Signé: CH. LASÈGUE, A. MOTET, É. BLANCHE.
Nous n'avons pas à faire ici à un homme présentant les caractères de la folie. M… est né dans des conditions défectueuses d'hérédité cérébrale, son intelligence n'est pas grande, sans être notablement au-dessous du niveau des gens de sa classe; il a même un certain goût pour la lecture des livres sérieux et une certaine instruction, principalement dans les choses de l'histoire.
M… n'est pas non plus un alcoolisé, à proprement parler; si depuis son mariage il fréquentait volontiers les cabarets, s'il s'enivrait assez souvent, ses excès de boisson n'ont produit chez lui que des troubles très-légers et très-passagers, et si ses facultés morales, originellement peu développées, en ont été encore affaiblies, ce n'a jamais été au point de le priver de la faculté d'apprécier ses actes.

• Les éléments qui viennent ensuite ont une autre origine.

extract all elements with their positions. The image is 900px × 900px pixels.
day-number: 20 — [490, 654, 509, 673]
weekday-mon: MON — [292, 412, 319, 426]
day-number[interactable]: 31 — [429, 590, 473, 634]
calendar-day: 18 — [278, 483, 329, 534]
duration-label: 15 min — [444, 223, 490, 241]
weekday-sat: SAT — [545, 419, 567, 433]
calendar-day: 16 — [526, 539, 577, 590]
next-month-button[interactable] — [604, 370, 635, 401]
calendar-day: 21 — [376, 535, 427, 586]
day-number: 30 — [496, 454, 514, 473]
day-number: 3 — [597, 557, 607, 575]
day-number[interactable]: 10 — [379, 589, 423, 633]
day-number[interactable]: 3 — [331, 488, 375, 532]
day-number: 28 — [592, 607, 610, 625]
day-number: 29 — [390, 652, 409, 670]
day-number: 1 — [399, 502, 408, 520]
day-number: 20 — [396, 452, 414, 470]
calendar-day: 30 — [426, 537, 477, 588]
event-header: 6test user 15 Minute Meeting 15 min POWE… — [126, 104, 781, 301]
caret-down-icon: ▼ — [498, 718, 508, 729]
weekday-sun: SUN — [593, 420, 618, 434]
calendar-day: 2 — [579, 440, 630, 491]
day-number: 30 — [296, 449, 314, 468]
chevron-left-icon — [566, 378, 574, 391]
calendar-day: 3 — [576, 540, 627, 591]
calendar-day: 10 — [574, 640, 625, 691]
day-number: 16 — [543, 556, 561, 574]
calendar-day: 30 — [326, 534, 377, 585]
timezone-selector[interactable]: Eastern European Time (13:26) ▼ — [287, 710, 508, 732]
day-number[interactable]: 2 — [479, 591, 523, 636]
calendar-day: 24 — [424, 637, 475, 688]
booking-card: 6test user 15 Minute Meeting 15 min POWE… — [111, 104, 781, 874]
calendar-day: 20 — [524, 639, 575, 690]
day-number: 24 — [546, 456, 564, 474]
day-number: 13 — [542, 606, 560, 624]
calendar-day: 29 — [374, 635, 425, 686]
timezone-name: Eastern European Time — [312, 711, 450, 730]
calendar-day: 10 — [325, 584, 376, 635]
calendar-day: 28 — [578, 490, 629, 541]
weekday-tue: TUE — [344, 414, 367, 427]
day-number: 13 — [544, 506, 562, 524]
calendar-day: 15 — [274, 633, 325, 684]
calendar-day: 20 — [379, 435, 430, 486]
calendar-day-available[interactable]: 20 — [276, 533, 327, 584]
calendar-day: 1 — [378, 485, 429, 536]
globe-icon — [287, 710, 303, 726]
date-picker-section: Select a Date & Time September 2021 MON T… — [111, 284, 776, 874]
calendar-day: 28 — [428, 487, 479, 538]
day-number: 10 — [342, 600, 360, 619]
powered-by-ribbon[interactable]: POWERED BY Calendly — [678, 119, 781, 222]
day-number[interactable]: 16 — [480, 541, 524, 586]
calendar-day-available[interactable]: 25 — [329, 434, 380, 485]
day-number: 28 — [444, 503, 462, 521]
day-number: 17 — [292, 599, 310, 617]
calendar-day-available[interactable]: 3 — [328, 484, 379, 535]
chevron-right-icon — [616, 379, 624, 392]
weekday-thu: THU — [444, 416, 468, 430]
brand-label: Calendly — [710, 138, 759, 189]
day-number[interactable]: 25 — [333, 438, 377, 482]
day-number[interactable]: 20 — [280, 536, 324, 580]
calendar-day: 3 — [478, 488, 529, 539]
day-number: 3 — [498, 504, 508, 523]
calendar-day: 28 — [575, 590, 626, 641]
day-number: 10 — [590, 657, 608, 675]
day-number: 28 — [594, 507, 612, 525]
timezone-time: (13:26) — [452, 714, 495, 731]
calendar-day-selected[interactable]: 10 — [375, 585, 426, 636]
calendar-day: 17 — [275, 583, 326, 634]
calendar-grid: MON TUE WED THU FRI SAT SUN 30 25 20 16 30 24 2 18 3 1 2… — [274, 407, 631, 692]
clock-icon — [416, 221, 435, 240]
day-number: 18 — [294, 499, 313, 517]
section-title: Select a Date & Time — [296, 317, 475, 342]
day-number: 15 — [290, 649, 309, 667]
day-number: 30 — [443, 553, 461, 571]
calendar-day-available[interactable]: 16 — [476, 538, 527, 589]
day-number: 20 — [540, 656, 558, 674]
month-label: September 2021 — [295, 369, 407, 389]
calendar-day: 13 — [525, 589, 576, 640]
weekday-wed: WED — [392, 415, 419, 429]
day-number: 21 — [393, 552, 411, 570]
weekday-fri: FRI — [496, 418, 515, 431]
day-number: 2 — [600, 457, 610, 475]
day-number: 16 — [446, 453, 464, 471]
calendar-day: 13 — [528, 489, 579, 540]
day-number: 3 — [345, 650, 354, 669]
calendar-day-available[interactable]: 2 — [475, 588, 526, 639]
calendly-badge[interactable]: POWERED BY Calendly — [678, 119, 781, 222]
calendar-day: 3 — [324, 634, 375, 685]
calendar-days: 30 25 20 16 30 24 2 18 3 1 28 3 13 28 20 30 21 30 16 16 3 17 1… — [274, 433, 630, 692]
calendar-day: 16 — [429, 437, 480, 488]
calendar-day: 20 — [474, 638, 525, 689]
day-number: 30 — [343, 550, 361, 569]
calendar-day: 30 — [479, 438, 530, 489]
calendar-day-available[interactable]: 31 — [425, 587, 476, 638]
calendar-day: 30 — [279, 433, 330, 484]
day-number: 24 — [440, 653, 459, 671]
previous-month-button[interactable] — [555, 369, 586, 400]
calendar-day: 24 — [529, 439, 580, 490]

D'un autre côté, si M… n'est pas aliéné, ce n'est évidemment pas non plus un homme dont le jugement soit parfaitement sain, et après avoir lu les détails du double meurtre qu'il a commis, les mobiles qui semblent seuls l'avoir inspiré, les circonstances qui l'ont précédé et suivi, on ne peut s'étonner que les magistrats et les jurés aient désiré que M… fût examiné au point de vue de l'état mental. Cet examen ne pouvait pas aboutir à un résultat plus net et plus positif que ne l'était l'état mental de l'inculpé.